La séparation du conseil et de la vente, instaurée par la loi Egalim en 2021, marque un tournant important pour les coopératives agricoles. Cette réforme vise à réduire les conflits d’intérêts potentiels en dissociant les entités qui conseillent sur l’utilisation des produits phytosanitaires de celles qui les vendent. 

Les coopératives, en tant que structures majeures du secteur agricole, ont un rôle clé à jouer dans ce nouveau cadre, notamment en offrant des conseils indépendants et en soutenant financièrement les agriculteurs dans leur transition vers des pratiques moins dépendantes des intrants chimiques.

Biocontrôle et approches combinatoires

Le rapport souligne également les efforts en cours pour déployer des solutions de biocontrôle et des approches combinatoires, qui combinent l’utilisation de pesticides avec des techniques culturales et des OAD. Bien que ces solutions présentent des avantages en termes de réduction de l’utilisation de PPS, elles rencontrent encore des défis, notamment en termes d’efficacité, de coût et de complexité d’utilisation. 

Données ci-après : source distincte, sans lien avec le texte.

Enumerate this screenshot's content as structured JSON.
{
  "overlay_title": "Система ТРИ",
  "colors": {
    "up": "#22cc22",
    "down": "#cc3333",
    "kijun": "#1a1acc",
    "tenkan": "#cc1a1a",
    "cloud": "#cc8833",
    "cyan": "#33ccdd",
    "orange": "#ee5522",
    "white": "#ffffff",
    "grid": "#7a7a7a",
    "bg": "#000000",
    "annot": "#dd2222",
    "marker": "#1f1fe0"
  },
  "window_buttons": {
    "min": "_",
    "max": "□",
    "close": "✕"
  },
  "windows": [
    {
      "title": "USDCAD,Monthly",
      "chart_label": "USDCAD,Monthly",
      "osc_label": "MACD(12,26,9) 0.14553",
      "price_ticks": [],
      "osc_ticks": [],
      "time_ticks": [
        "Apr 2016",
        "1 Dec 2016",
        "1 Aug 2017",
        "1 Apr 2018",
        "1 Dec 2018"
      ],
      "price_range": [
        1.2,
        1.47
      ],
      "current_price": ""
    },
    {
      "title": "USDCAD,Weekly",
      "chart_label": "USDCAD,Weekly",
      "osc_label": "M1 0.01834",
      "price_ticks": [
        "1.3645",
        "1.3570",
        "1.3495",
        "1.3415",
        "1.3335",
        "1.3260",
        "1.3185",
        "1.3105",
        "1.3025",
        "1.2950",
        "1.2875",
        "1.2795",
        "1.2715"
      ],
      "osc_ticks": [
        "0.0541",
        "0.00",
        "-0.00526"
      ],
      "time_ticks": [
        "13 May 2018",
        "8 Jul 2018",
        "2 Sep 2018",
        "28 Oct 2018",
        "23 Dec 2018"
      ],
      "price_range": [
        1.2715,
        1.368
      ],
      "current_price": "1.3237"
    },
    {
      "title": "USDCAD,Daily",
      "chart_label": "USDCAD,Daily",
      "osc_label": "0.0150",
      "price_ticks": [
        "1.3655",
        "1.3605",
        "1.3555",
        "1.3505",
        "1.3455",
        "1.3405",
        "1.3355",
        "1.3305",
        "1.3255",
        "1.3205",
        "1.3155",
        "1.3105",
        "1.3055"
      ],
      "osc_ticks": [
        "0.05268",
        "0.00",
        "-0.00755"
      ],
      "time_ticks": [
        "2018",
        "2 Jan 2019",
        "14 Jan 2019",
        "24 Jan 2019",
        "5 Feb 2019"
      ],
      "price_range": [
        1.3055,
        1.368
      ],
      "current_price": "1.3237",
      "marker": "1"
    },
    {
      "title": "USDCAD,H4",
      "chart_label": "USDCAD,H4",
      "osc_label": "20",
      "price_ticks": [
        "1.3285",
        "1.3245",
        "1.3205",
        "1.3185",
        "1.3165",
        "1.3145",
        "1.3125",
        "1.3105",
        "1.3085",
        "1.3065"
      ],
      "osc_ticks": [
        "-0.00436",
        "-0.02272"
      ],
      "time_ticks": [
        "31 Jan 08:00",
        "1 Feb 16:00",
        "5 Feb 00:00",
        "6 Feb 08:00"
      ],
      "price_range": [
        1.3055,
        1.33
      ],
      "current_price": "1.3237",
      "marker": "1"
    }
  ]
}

Le taux d’efficacité des produits de biocontrôle reste en moyenne inférieur à celui des PPS traditionnels, et leur adoption nécessite des changements significatifs dans les pratiques agricoles et les structures de conseil.

Focus sur le grand défi biocontrôle et biostimulation pour l’agroécologie 

Le biocontrôle et la biostimulation pour l’Agroécologie représentent une initiative ambitieuse visant à soutenir le développement et la mise en œuvre de solutions écologiques pour une agriculture plus durable. Ce programme, orchestré par l’Association biocontrôle et biostimulation pour l’agroécologie (ABBA), dispose d’une enveloppe de 42 millions d’euros, allouée sur une période de six ans (2024-2029), gérée par l’Agence Nationale de la Recherche, avec un apport complémentaire de 18 millions d’euros provenant d’acteurs privés.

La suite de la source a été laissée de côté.